3.      On ne peut justifier une réforme en invoquant seulement ce qui se fait ailleurs

 

Bien que les tendances à l’étranger, et surtout aux États-Unis, soient souvent citées pour souligner l’importance d’effectuer des changements au Canada, il faut user de prudence avant de se fonder sur l’expérience étrangère pour justifier une réforme.

 

Il faut noter que des arguments similaires ont été invoqués relativement aux organismes de règlementation du secteur bancaire canadien avant la récente crise financière mondiale.
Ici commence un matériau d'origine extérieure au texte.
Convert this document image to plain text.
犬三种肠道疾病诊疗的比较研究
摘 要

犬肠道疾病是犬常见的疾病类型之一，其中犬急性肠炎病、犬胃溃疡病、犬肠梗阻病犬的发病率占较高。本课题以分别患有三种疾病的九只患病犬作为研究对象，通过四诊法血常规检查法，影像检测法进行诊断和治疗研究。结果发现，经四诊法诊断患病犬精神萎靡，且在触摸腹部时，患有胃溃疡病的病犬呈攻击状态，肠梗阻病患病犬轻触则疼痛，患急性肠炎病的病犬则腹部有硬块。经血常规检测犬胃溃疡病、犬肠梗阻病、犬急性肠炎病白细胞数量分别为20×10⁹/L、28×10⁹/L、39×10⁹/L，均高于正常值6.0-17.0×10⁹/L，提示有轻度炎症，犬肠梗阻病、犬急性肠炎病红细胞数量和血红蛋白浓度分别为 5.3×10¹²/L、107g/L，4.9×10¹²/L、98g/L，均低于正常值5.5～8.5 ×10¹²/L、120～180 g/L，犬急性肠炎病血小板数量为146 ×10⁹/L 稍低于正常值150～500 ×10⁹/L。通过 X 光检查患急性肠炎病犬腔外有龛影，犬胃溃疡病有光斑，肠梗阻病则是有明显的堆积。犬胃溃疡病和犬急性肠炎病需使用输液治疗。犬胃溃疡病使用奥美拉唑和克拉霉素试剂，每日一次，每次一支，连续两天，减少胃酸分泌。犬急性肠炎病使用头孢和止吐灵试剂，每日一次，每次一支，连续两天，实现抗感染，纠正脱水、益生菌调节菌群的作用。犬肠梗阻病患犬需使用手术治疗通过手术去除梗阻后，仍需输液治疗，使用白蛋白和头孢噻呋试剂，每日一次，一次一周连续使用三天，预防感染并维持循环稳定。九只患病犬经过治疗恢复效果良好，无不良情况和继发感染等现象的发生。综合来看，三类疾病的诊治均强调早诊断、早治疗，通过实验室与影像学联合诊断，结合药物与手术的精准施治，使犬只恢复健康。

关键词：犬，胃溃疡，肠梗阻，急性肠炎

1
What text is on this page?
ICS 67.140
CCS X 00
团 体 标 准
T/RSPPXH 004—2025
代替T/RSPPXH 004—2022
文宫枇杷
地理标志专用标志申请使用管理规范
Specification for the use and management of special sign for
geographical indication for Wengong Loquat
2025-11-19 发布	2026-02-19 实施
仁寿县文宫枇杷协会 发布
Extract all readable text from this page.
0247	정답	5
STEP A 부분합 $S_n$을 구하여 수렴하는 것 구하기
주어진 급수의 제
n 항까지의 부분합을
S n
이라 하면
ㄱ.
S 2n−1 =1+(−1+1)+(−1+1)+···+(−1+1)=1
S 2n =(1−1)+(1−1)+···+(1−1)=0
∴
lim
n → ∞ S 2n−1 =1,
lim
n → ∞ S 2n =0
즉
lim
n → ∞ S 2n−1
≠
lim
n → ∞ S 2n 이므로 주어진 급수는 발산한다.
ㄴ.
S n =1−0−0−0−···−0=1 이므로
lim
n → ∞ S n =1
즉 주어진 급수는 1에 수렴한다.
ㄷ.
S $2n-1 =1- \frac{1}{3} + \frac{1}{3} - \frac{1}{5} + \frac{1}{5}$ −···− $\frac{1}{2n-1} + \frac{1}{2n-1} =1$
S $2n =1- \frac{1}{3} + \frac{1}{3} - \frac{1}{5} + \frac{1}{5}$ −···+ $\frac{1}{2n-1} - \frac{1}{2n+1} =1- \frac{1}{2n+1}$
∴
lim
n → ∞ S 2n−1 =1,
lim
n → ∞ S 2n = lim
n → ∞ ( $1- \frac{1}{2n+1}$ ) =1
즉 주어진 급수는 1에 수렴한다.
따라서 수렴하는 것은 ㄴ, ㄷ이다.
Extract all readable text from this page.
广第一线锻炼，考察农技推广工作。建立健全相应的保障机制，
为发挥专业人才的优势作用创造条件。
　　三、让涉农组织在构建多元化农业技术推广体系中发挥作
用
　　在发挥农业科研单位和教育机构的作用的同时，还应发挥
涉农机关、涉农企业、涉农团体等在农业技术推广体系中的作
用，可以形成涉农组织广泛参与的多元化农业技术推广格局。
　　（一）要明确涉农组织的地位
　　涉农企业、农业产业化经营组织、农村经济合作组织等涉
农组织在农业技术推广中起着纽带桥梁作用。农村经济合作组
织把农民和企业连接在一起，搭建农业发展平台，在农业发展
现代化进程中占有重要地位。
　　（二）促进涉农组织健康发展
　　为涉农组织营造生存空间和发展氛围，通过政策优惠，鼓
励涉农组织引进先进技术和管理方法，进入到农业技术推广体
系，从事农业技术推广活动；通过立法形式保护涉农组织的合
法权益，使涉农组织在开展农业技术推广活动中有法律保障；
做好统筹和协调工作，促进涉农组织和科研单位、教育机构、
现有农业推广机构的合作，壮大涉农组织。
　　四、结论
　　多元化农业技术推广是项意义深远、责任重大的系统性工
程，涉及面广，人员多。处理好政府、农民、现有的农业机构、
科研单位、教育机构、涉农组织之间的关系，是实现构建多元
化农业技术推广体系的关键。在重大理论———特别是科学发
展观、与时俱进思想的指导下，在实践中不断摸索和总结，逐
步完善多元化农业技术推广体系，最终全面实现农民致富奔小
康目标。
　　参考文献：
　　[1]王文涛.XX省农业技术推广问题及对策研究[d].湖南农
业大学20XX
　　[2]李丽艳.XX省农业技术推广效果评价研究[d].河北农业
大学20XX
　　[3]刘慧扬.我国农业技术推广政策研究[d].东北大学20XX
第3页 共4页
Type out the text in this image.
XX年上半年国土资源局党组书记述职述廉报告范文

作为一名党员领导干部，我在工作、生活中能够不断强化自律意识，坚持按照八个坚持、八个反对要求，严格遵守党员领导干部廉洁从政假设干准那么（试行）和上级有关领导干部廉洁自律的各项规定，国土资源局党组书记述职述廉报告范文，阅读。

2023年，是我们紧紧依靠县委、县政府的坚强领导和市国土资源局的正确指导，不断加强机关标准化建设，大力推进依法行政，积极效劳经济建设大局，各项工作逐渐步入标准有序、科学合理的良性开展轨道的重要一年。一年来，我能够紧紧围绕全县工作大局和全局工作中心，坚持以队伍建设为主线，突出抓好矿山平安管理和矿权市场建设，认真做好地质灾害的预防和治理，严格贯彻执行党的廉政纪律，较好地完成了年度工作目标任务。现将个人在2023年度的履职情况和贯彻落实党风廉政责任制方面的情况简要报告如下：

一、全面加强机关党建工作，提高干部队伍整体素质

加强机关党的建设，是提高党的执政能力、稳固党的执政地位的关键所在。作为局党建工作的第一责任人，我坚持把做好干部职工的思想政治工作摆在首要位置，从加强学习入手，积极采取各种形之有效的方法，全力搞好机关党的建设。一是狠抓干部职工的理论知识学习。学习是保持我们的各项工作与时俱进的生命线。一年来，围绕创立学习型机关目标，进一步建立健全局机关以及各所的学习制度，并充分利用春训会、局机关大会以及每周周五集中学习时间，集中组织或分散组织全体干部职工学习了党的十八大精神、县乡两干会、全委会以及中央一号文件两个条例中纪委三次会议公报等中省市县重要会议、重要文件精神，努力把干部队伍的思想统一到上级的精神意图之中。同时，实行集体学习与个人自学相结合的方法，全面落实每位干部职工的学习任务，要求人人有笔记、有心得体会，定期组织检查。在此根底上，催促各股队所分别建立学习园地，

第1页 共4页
On a dénoncé la nature plutôt prudente des règles bancaires canadiennes comme étant non concurrentielle par rapport aux réalités de la règlementation bancaire moderne non interventionniste. Les réformes bancaires effectuées ailleurs entraînèrent de plus grandes prises de risques dans le secteur bancaire, qui entraîna à son tour la crise financière que l’on connaît. On salua alors la règlementation bancaire canadienne pour sa capacité à prévenir le genre de pertes élevées subies dans des ressorts plus tolérants au risque.

 

La CDO croit qu’il existe des différences importantes entre le contexte des litiges au Canada et aux États-Unis qui expliquent pourquoi les régimes de responsabilité proportionnelle et/ou les plafonds législatifs conviennent mieux aux États-Unis qu’au Canada.   Par exemple, les dommages punitifs sont habituellement beaucoup plus élevés aux États-Unis qu’au Canada, ce qui fait que le niveau de risque de litige y est également plus élevé. Les dépens, qui existent en droit canadien, mais pas américain, ont un effet dissuasif par rapport aux poursuites frivoles. Qui plus est, les recours collectifs à l’encontre des vérificateurs sont beaucoup moins fréquents au Canada qu’aux États-Unis. Ces différences, qui sont loin d’être exhaustives, laissent entendre que l’instauration d’un régime de responsabilité solidaire en Ontario pourrait avoir des conséquences bien différentes de celles constatées aux États-Unis.[139] Cependant, même si l’on présume que les États-Unis représentent un groupe de comparaison adéquat, nous ne sommes au courant d’aucune donnée permettant de justifier l’avantage concurrentiel découlant d’un régime de responsabilité proportionnelle.